The event is founded (Chairman Youth Revolution Clan)], Maha Jamil (Co-chair YRC) and Ms. Sair S. Farooqi (Head of Business Studies Department Kinnaird College). The event was co-organized by Mehwish Haroon (President Kinnaird Entrepreneurial Club) with Asfand Yar Naseer (President YRC) .Official partners Include United We Reach, HospitAll, Hayat Foundation and Azeem raza Photography.

==National==

- Pakistan Day (23 March): A military parade takes place to commemorate the anniversary of the Pakistan Resolution passed on March 23, 1940.
- Independence Day (14 August): Meetings, processions, rallies, decorations, and illustrations.
- Defence Day (6 September): Parades and exhibitions of military equipment.

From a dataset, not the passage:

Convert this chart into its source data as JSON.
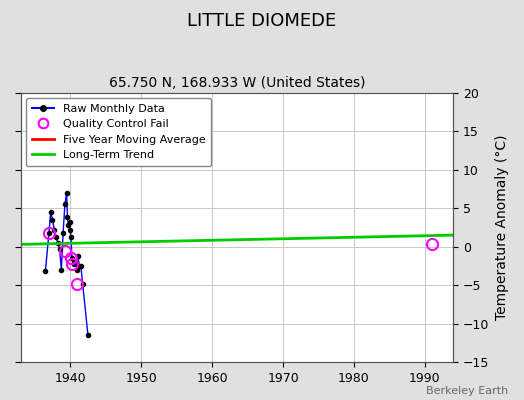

Visits to the war memorials.
- Air Force Day (7 September): Display of the latest aircraft of the Pakistan Air Force and air shows.

==Religious==
- Eid ul-Fitr
- Eid ul-Adha
- Eid Milad-un-Nabi
- Shab-e-Barat
- Ashura
- Vaisakhi
- Christmas

==Others==
- National Industrial Exhibition Lahore (3rd week of November for 15 days): Held at Fortress Stadium, Lahore. Exhibition and sale of industrial products and handicrafts of Pakistan.
- Punjab Sports Festival, a divisional level annual sports festival.
- Faiz Ahmad Faiz Mela/Festival .In honor of the late poet Faiz.
- Ali Arshad Mir Mela/Festival. In honor of epic Punjabi Poet Prof. Ali Arshad Mir.